In the current literature, there has been a preference for open rhinoplasty due to superior exposure and cosmesis. However, many of these studies did not comment on the extent of cutaneous involvement, which usually still benefits from a vertical excision approach [10]. This was our decision-making process behind the approach we used in our patient case. The vertical incision was made with the goal of excising the diseased skin in order to adequately address the cutaneous involvement. The addition of the open rhinoplasty approach offered broad exposure to fully visualize the cyst tract and surrounding deep nasal anatomy into the nasal septum. This allowed better visualization, which aided in delineating the lesion borders and allowed for separation from the surrounding nasal structures to help prevent recurrence, without sacrificing the structural integrity of the nose or cosmetic outcomes. We noted that this combined approach was especially helpful in this case of recurrence and repeated infections, where fibrosis can distort and obscure the usual tissue planes. This combined approach was observed to achieve optimal surgical and cosmetic outcomes at two-week and four-month follow-ups. Our experience also highlights the importance that surgical management of nasal dermoids should be determined on an individual basis, as in certain cases, a combined approach may prove to be more beneficial.

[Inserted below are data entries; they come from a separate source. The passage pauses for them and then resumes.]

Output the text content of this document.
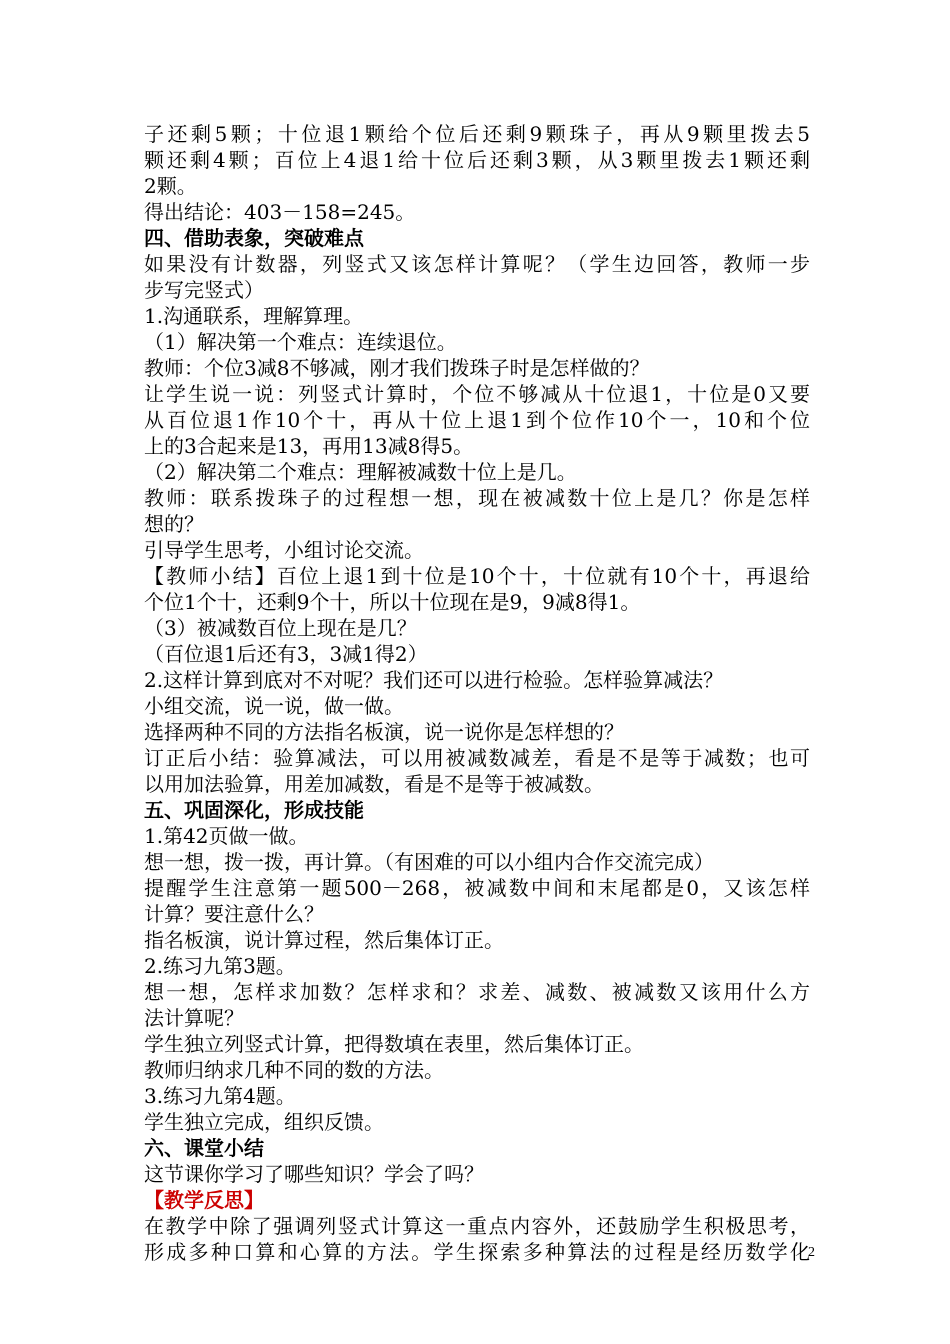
子还剩5颗；十位退1颗给个位后还剩9颗珠子，再从9颗里拨去5
颗还剩4颗；百位上4退1给十位后还剩3颗，从3颗里拨去1颗还剩
2颗。
得出结论：403－158=245。
四、借助表象，突破难点
如果没有计数器，列竖式又该怎样计算呢？（学生边回答，教师一步
步写完竖式）
1.沟通联系，理解算理。
（1）解决第一个难点：连续退位。
教师：个位3减8不够减，刚才我们拨珠子时是怎样做的？
让学生说一说：列竖式计算时，个位不够减从十位退1，十位是0又要
从百位退1作10个十，再从十位上退1到个位作10个一，10和个位
上的3合起来是13，再用13减8得5。
（2）解决第二个难点：理解被减数十位上是几。
教师：联系拨珠子的过程想一想，现在被减数十位上是几？你是怎样
想的？
引导学生思考，小组讨论交流。
【教师小结】百位上退1到十位是10个十，十位就有10个十，再退给
个位1个十，还剩9个十，所以十位现在是9，9减8得1。
（3）被减数百位上现在是几？
（百位退1后还有3，3减1得2）
2.这样计算到底对不对呢？我们还可以进行检验。怎样验算减法？
小组交流，说一说，做一做。
选择两种不同的方法指名板演，说一说你是怎样想的？
订正后小结：验算减法，可以用被减数减差，看是不是等于减数；也可
以用加法验算，用差加减数，看是不是等于被减数。
五、巩固深化，形成技能
1.第42页做一做。
想一想，拨一拨，再计算。（有困难的可以小组内合作交流完成）
提醒学生注意第一题500－268，被减数中间和末尾都是0，又该怎样
计算？要注意什么？
指名板演，说计算过程，然后集体订正。
2.练习九第3题。
想一想，怎样求加数？怎样求和？求差、减数、被减数又该用什么方
法计算呢？
学生独立列竖式计算，把得数填在表里，然后集体订正。
教师归纳求几种不同的数的方法。
3.练习九第4题。
学生独立完成，组织反馈。
六、课堂小结
这节课你学习了哪些知识？学会了吗？
【教学反思】
在教学中除了强调列竖式计算这一重点内容外，还鼓励学生积极思考，
形成多种口算和心算的方法。学生探索多种算法的过程是经历数学化
2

As our observation was limited to one pediatric case, there is space for future studies on a larger scale, with broader demographics and clinical trials, to determine the clinical significance of this combined approach. In addition, we were only able to follow up with our patient for up to four months; therefore, additional long-term studies would also be important. However, based on our experience, a combined approach of vertical incision and open rhinoplasty can be considered in cases complicated by recurrence and infection after a primary excision.
Conclusions
Based on our experience, a combined approach using a vertical incision and open rhinoplasty can be considered for recurrent, infected nasal dermoid cysts, as it has the potential to produce favorable surgical and cosmetic outcomes.